When he made the jump out of the state of Texas to Creighton in 2010, he said he didn’t know Greg McDermott. The story goes Lutz was out to eat with Pat Knight in Dallas when Knight, then the coach at Texas Tech (and son of Bob Knight), got a call from McDermott. McDermott was looking for an assistant who could recruit Texas. Knight told McDermott about the coach he was out to eat with. Not long after, Lutz was headed to Omaha, expanding his horizons under another coach he didn’t personally know all that well.
“You do not see this very often in coaching, where you get hired by somebody that you really don’t know,” Lutz said. “… I’m not a bragger by any means, but because of the job I had done and the reputation that I had, like-minded people, they suggested me to go work for those two guys. Even Matt Painter, I didn’t know him real, real well.
“I take pride in that. I take a lot of pride in the fact that I was able build a good enough reputation as a basketball coach and a recruiter and a father and all those sorts of things that people would hire me without knowing me. And then I did a good job for them, and they become friends for life.”
From McDermott and Creighton, Lutz then went to Painter and Purdue in 2017, finally connecting the Iba tree.

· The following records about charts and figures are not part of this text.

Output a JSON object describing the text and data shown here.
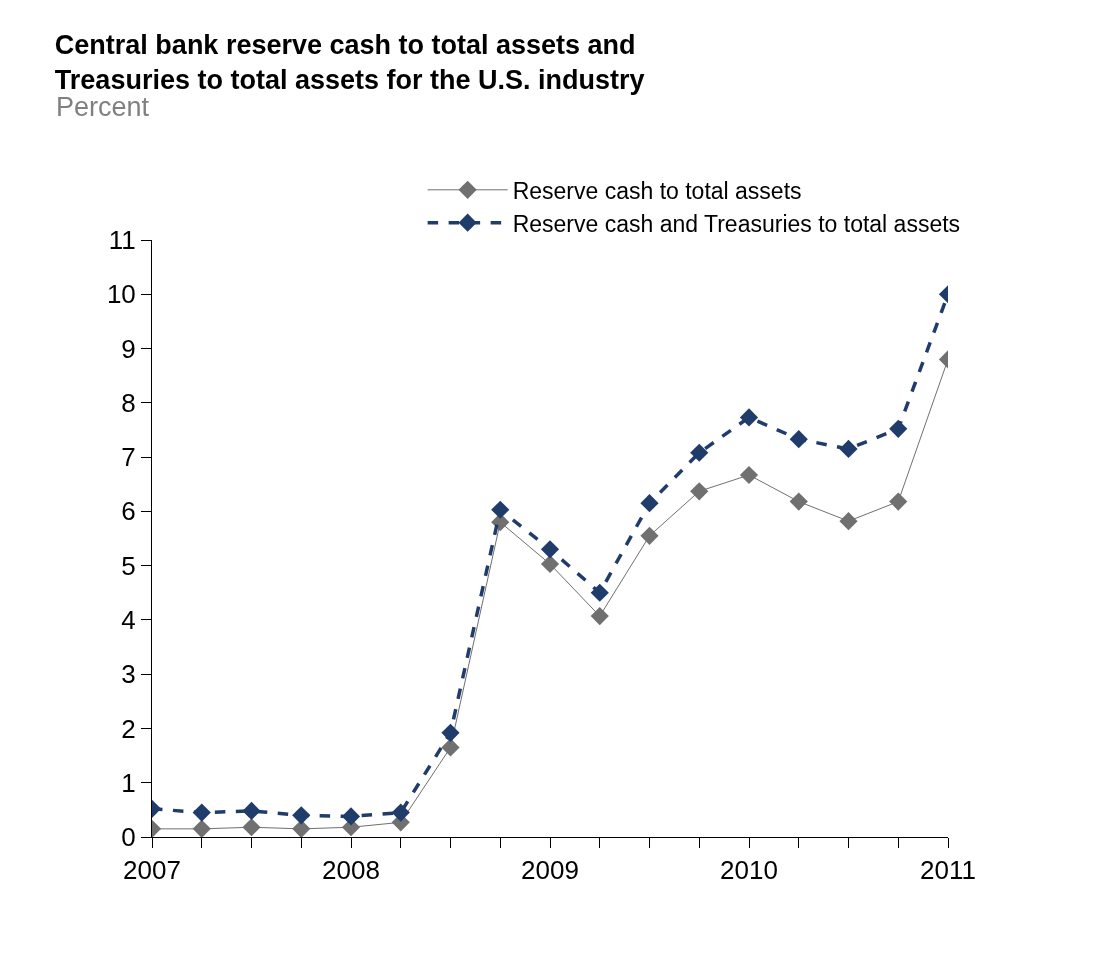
{
  "chart_data": {
    "type": "line",
    "title": "Central bank reserve cash to total assets and Treasuries to total assets for the U.S. industry",
    "subtitle": "Percent",
    "x": [
      2007,
      2007.25,
      2007.5,
      2007.75,
      2008,
      2008.25,
      2008.5,
      2008.75,
      2009,
      2009.25,
      2009.5,
      2009.75,
      2010,
      2010.25,
      2010.5,
      2010.75,
      2011
    ],
    "series": [
      {
        "name": "Reserve cash to total assets",
        "color": "#707070",
        "line_style": "solid",
        "values": [
          0.15,
          0.15,
          0.18,
          0.15,
          0.18,
          0.27,
          1.65,
          5.8,
          5.03,
          4.07,
          5.55,
          6.37,
          6.67,
          6.18,
          5.82,
          6.18,
          8.8
        ]
      },
      {
        "name": "Reserve cash and Treasuries to total assets",
        "color": "#1f3c6b",
        "line_style": "dashed",
        "values": [
          0.52,
          0.45,
          0.48,
          0.4,
          0.38,
          0.45,
          1.92,
          6.03,
          5.3,
          4.5,
          6.15,
          7.08,
          7.73,
          7.33,
          7.15,
          7.52,
          10.0
        ]
      }
    ],
    "xlim": [
      2007,
      2011
    ],
    "xticks": [
      2007,
      {
        "value": 2007.25,
        "label": null
      },
      {
        "value": 2007.5,
        "label": null
      },
      {
        "value": 2007.75,
        "label": null
      },
      2008,
      {
        "value": 2008.25,
        "label": null
      },
      {
        "value": 2008.5,
        "label": null
      },
      {
        "value": 2008.75,
        "label": null
      },
      2009,
      {
        "value": 2009.25,
        "label": null
      },
      {
        "value": 2009.5,
        "label": null
      },
      {
        "value": 2009.75,
        "label": null
      },
      2010,
      {
        "value": 2010.25,
        "label": null
      },
      {
        "value": 2010.5,
        "label": null
      },
      {
        "value": 2010.75,
        "label": null
      },
      2011
    ],
    "ylim": [
      0,
      11
    ],
    "yticks": [
      0,
      1,
      2,
      3,
      4,
      5,
      6,
      7,
      8,
      9,
      10,
      11
    ],
    "grid": false,
    "legend": "top right",
    "marker": "diamond"
  }
}
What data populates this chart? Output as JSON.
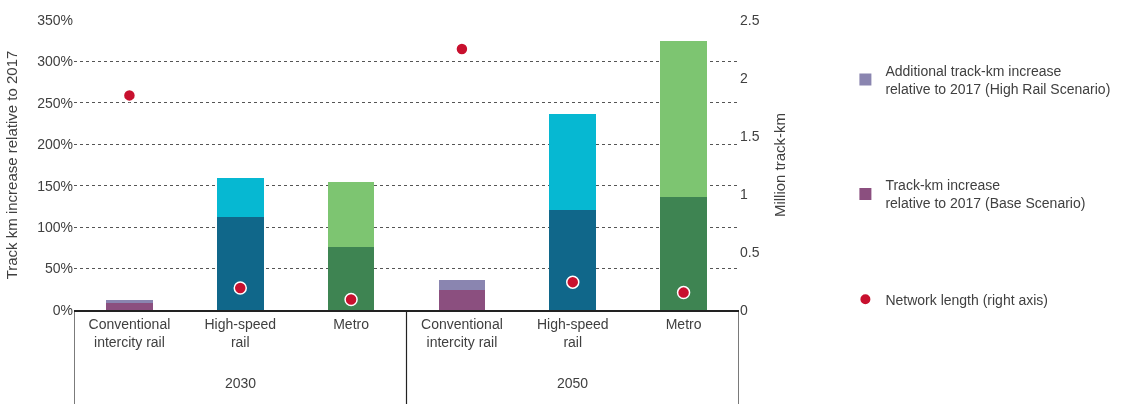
{
  "chart_data": {
    "type": "bar",
    "stacked": true,
    "ylabel": "Track km increase relative to 2017",
    "y2label": "Million track-km",
    "categories": [
      "Conventional\nintercity rail",
      "High-speed\nrail",
      "Metro",
      "Conventional\nintercity rail",
      "High-speed\nrail",
      "Metro"
    ],
    "annotations": [
      "2030",
      "2050"
    ],
    "series": [
      {
        "name": "Track-km increase\nrelative to 2017 (Base Scenario)",
        "colors": [
          "#8b4f7f",
          "#10678a",
          "#3e8452",
          "#8b4f7f",
          "#10678a",
          "#3e8452"
        ],
        "values": [
          8,
          112,
          76,
          24,
          121,
          136
        ]
      },
      {
        "name": "Additional track-km increase\nrelative to 2017 (High Rail Scenario)",
        "colors": [
          "#8a85b0",
          "#06b8d2",
          "#7dc571",
          "#8a85b0",
          "#06b8d2",
          "#7dc571"
        ],
        "values": [
          4,
          47,
          78,
          12,
          116,
          189
        ]
      },
      {
        "name": "Network length (right axis)",
        "type": "scatter",
        "axis": "y2",
        "color": "#c8102e",
        "values": [
          1.85,
          0.19,
          0.09,
          2.25,
          0.24,
          0.15
        ]
      }
    ],
    "ylim": [
      0,
      350
    ],
    "yticks": [
      {
        "value": 0,
        "label": "0%"
      },
      {
        "value": 50,
        "label": "50%"
      },
      {
        "value": 100,
        "label": "100%"
      },
      {
        "value": 150,
        "label": "150%"
      },
      {
        "value": 200,
        "label": "200%"
      },
      {
        "value": 250,
        "label": "250%"
      },
      {
        "value": 300,
        "label": "300%"
      },
      {
        "value": 350,
        "label": "350%"
      }
    ],
    "y2lim": [
      0,
      2.5
    ],
    "y2ticks": [
      0,
      0.5,
      1,
      1.5,
      2,
      2.5
    ],
    "grid": "y",
    "legend": "right",
    "marker": "circle"
  }
}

All along that journey, Lutz had seen colleagues make the jump from an assistant to a head coach. Lutz was a graduate assistant with Chris Beard at Incarnate Word in 1995. The two are the same age, but Beard’s path led him to being a Division-I head coach back in 2015. He shared McDermott’s Creighton staff with Darian DeVries. Not long after Lutz left Omaha for Purdue, DeVries got the Drake job in 2018.
Finally, Lutz got his shot as a head man in 2021 at Texas A&M-Corpus Christi.
“I hate to sound like a kid, but I’m not a hater,” Lutz said. “I wanted them to succeed. I wanted their families to evolve in the business and those sorts of things. I knew my time would come. I’ve always had a quiet confidence about myself, and I’ll always continue to have that. I want everyone to be happy and get what they deserve.”
Another impressive part about Lutz’s journey is he didn’t just jump from one spot to the next. Assistant coaches can pop around quite a bit in a short amount of time. He was at Incarnate Word for four years. He was at Stephen F. Austin for six. He was at SMU for four. He was at Creighton for seven. He was at Purdue for four. All the while, Lutz was rubbing elbows with guys climbing the coaching ranks and working under some of the best coaches in college basketball.
So, yes, Lutz is a part of the Iba tree, but if you’re looking for a reason as to why he could fit in Stillwater, forget any one tree that he is a part of. He has found a way to fit in a lot of different places working with a lot of different coaches while being successful all along the way.